Deve ser elucidado que, com a proposta acima, não temos a intensão, sob forma
alguma, de realizar um levantamento completo e exaustivo de todas as fontes bibliográficas
produzidas entre Portugal, Espanha, França e Brasil nos últimos 77 anos. Isto constituiria um
esforço demasiado, até mesmo para uma pesquisa de maior fôlego e duração, como um
mestrado ou doutorado. Dentro do que cabe à pesquisa de fontes e produção do texto, nos
propomos a consultar e utilizar apenas as fontes que tivermos acesso e que considerarmos
suficientes, para desenvolvermos uma reflexão devidamente fundamentada sobre a construção
historiográfica do conceito de Cruzada, dentro do recorte temporal estipulado, conforme a
justificativa apresentada.
A principal questão está em identificar de que forma, ao longo do tempo, o conceito de
Cruzada é reinterpretado e redefinido por diferentes autores. Seriam as Cruzadas no oriente
levantino equivalentes, ou mesmo idênticas, as Reconquistas na Península Ibérica? O que
difere as Cruzadas de todas as outras formas de realizar a Guerra Santa no medievo cristão?
Existe essa diferença? As Cruzadas encontram sua direta equivalência muçulmana na Jihad?
Ou trata-se de conceitos com diferenças significativas? As Cruzadas como Guerra Santa ou
disfarce para um expansionismo colonialista ocidental no oriente?

3 RESULTADOS e DISCUSSÃO

A história dos conceitos (KOSELLECK, 1992) pressupõe as relações entre as


compreensões adquiridas pelas palavras e os contextos onde estas foram constituídas e
apropriadas, para utilização. “Um conceito relaciona-se sempre àquilo que se quer
compreender, sendo, portanto, a relação entre conceito e o conteúdo a ser compreendido, ou
tornado inteligível, uma relação necessariamente tensa” (KOSELLECK, 1992, p. 136).
Segundo Prost (2008), conceitos tanto podem ser talhados contemporaneamente para servirem
como instrumento de compreensão de determinados elementos de sociedades pretéritas, como
podem ser criados e utilizados por estas sociedades, em períodos recuados, para determinarem
significados em seu próprio funcionamento. Nos dois casos, os conceitos estão abertos a
serem repensados e ressignificados, conforme o contexto e sociedade.

4 CONSIDERAÇÕES FINAIS

O conceito de Cruzadas está fundamentado nas peregrinações, votos religiosos e


indulgencias, identificados nas características das Guerras Santas e que servem de princípios
motivacionais à participação dos crentes.
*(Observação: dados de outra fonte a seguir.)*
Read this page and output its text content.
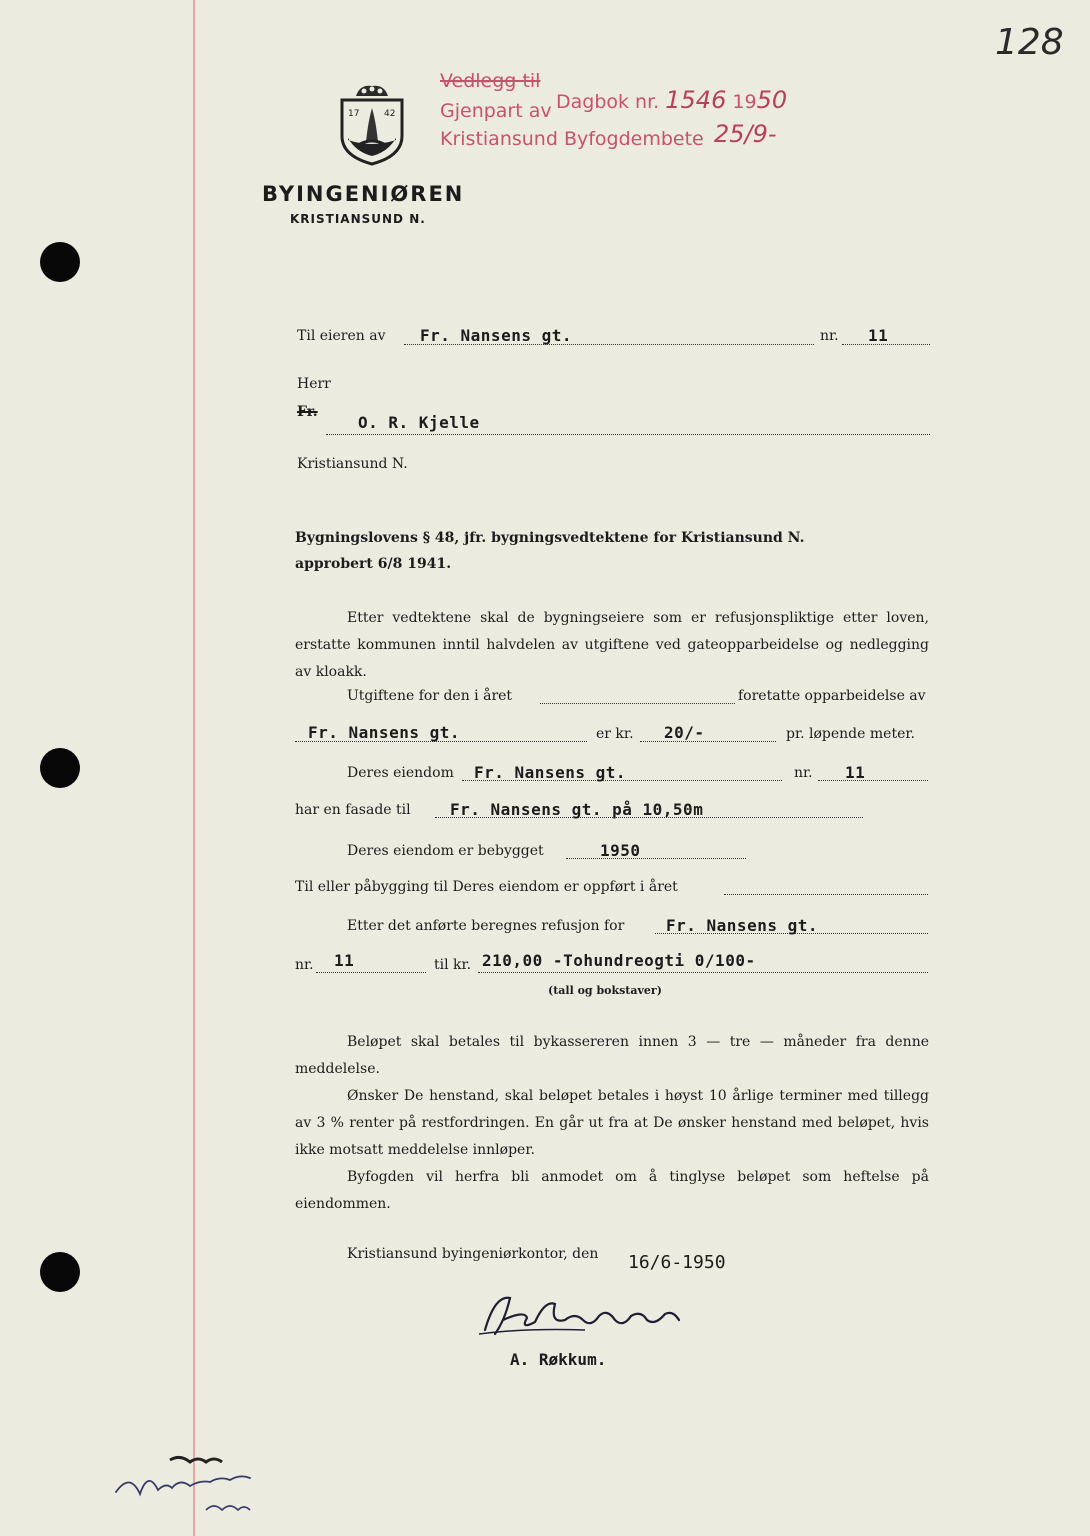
128
Vedlegg til
Gjenpart av
Kristiansund Byfogdembete
Dagbok nr. 1546 1950
25/9-
17	42
BYINGENIØREN
KRISTIANSUND N.
Til eieren av Fr. Nansens gt.	nr. 11
Herr
Fr.
O. R. Kjelle
Kristiansund N.
Bygningslovens § 48, jfr. bygningsvedtektene for Kristiansund N.
approbert 6/8 1941.
Etter vedtektene skal de bygningseiere som er refusjonspliktige etter loven, erstatte kommunen inntil halvdelen av utgiftene ved gateopparbeidelse og nedlegging av kloakk.
Utgiftene for den i året	foretatte opparbeidelse av
Fr. Nansens gt.	er kr. 20/-	pr. løpende meter.
Deres eiendom Fr. Nansens gt.	nr. 11
har en fasade til Fr. Nansens gt. på 10,50m
Deres eiendom er bebygget	1950
Til eller påbygging til Deres eiendom er oppført i året
Etter det anførte beregnes refusjon for	Fr. Nansens gt.
nr. 11	til kr. 210,00 -Tohundreogti 0/100-
(tall og bokstaver)
Beløpet skal betales til bykassereren innen 3 — tre — måneder fra denne meddelelse.
Ønsker De henstand, skal beløpet betales i høyst 10 årlige terminer med tillegg av 3 % renter på restfordringen. En går ut fra at De ønsker henstand med beløpet, hvis ikke motsatt meddelelse innløper.
Byfogden vil herfra bli anmodet om å tinglyse beløpet som heftelse på eiendommen.
Kristiansund byingeniørkontor, den 16/6-1950
A. Røkkum.
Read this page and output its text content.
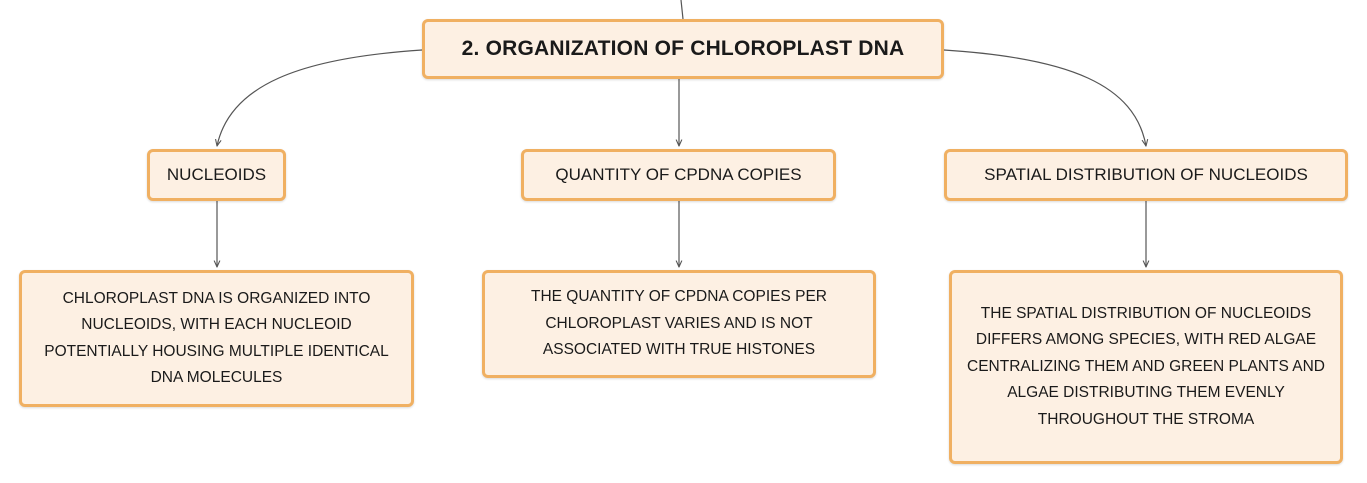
2. ORGANIZATION OF CHLOROPLAST DNA
NUCLEOIDS	QUANTITY OF CPDNA COPIES	SPATIAL DISTRIBUTION OF NUCLEOIDS
CHLOROPLAST DNA IS ORGANIZED INTO NUCLEOIDS, WITH EACH NUCLEOID POTENTIALLY HOUSING MULTIPLE IDENTICAL DNA MOLECULES
THE QUANTITY OF CPDNA COPIES PER CHLOROPLAST VARIES AND IS NOT ASSOCIATED WITH TRUE HISTONES
THE SPATIAL DISTRIBUTION OF NUCLEOIDS DIFFERS AMONG SPECIES, WITH RED ALGAE CENTRALIZING THEM AND GREEN PLANTS AND ALGAE DISTRIBUTING THEM EVENLY THROUGHOUT THE STROMA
Evidencia-se que os fundamentos presentes nos
conceitos de Reconquista e Jihad, são semelhantes por serem associados à martirização dos
combatentes cristãos e muçulmanos e por serem processos passiveis de constante
ressignificação. Entretanto, Cruzadas apresentam atributos específicos, em suas dimensões
espirituais e ideológicas, presentes na representação do sinal da cruz, na imitação do sacrifício
de Cristo e, principalmente, na reconquista do Santo Sepulcro, na Terra Santa, Jerusalém.
Acreditamos que o tema referente as disputas armadas, violências e guerras (pretensamente)
fundamentadas nas religiões, continuam sendo algo muito atual e não apenas medieval. Estes
conceitos permanecem em processo de reformulação para atender interesses político-
econômicos, de nações envolvidas em conflitos bélicos, que conclamam a vontade de Deus
em realizar atos de violência contra seus inimigos.